My article in this issue explains the sea change in thinking about white matter in the brain. Traditionally myelin was primarily of interest to those concerned with demyelinating disease, but new brain imaging research and cellular research showing that myelinating glia sense electrical activity in axons, is revealing that white matter changes during learning. The formation of myelin can be controlled by electrical impulse activity, and thus by experience. When a bare axon becomes myelinated, the speed of impulse transmission through the fiber increases roughly 50 times. The increased transmission speed will have profound effects on information processing in that neural circuit. A remarkable thing about the human brain is that it continues to form myelin through childhood, adolescence, and at slower rates into early adult life. After age 50, myelin begins to be lost in parallel with the normal gradual decline in cognitive function with aging. This new research is expanding thinking about the mechanisms of learning beyond the synapse, to include the transmission of information through the entire network involved in carrying out a complex cognitive function. White matter changes are seen by brain imaging after learning new skills, ranging from playing computer games, to golf, to reading, to juggling, to playing the piano, and the molecular signals from axons that control development and formation of myelin in response to electrical impulse activity are being identified.

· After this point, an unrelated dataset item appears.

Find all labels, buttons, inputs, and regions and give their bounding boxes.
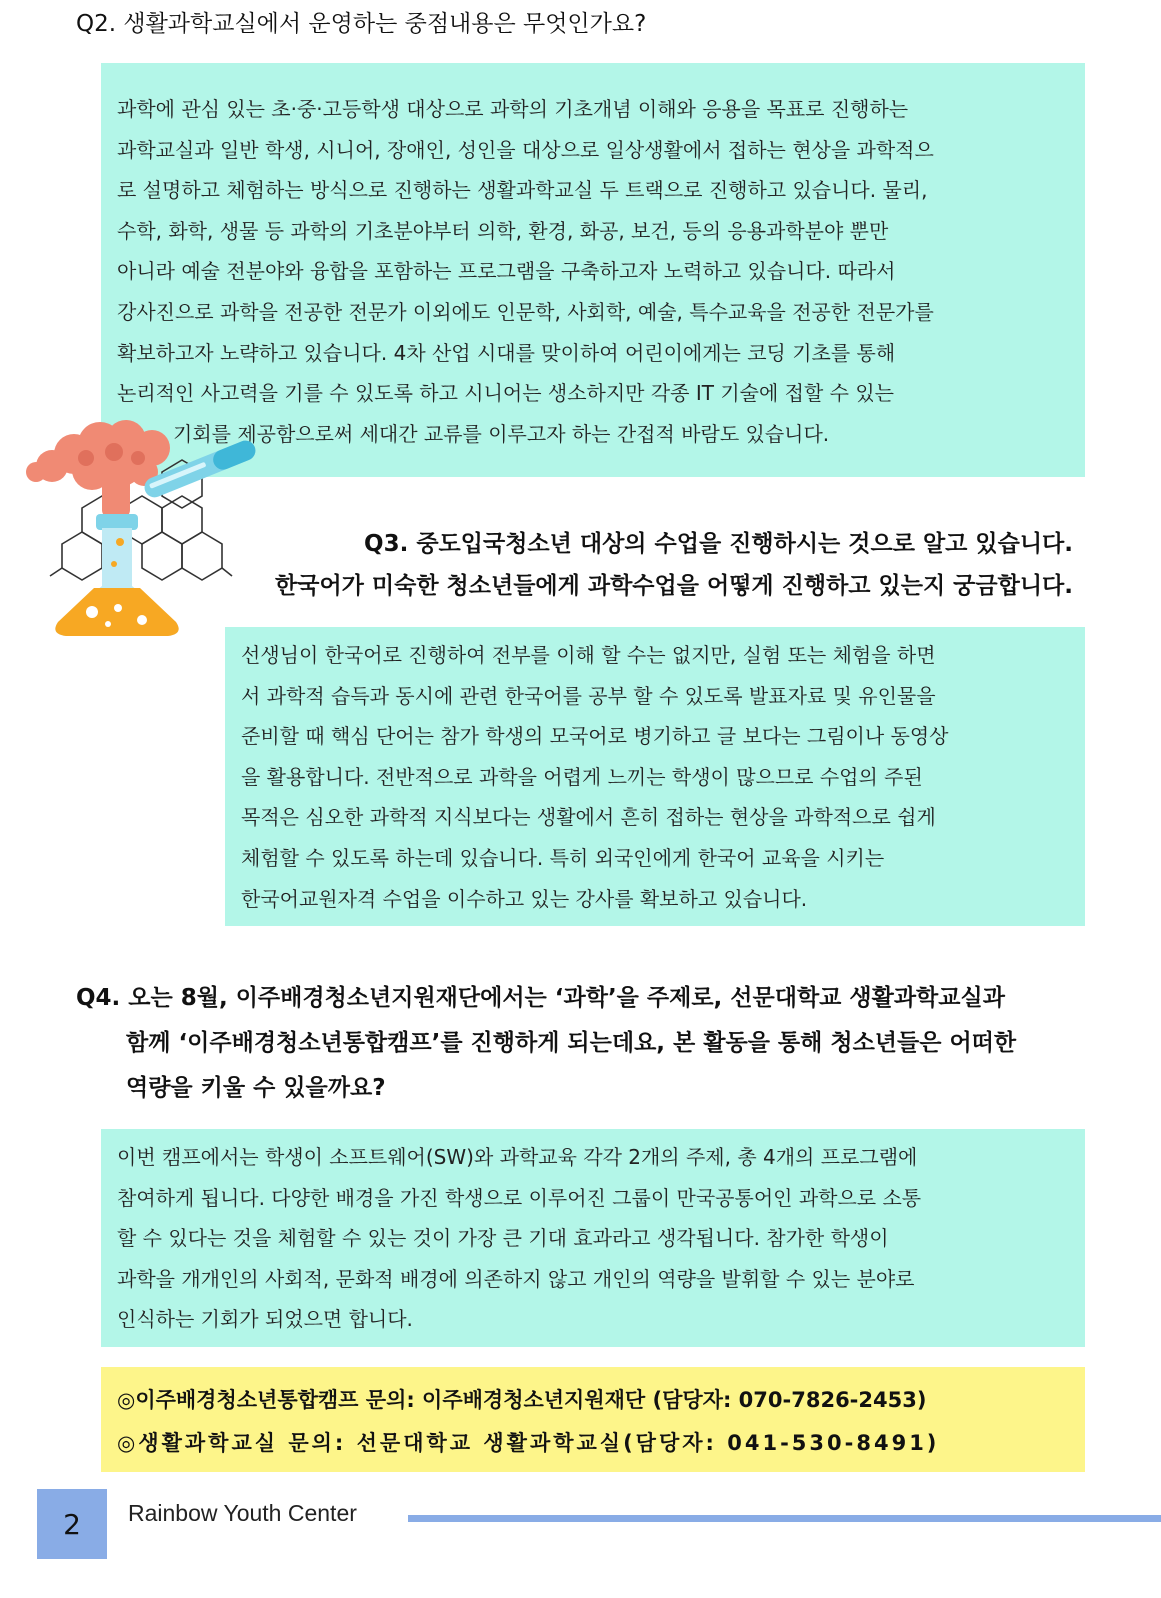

The article by Ben Emery, of the Florey Neuroscience Institutes in Melbourne, Australia, summarizes what is known about the mechanisms controlling development of oligodendrocytes and myelin. Both chemical signals from the environment, and internal controls regulate development of oligodendrocytes from immature "progenitor cells". These oligodendrocyte progenitor cells (OPCs), are of intense interest, because new research shows that they can transform not only into mature oligodendrocytes, but also into astrocytes and neurons under the proper conditions. These are the cells that are now being transplanted into patients with spinal cord injury in experimental studies to cure paralysis. Most intriguingly, neurons form synapses onto these cells for reasons that are not understood. A possibility that is hotly pursued is that synaptic communication could instruct these cells to form myelin, although there is no evidence for this as yet. (Also, research just published from my lab in the October 5 issue of Science Signaling reveals a new mechanism for axons to release neurotransmitter without synapses. This is especially important in communicating with myelinating glia, which are far removed from synapses.) Emery sees the major challenge of the future will be in translating our new knowledge into new therapies to treat diseases like multiple sclerosis.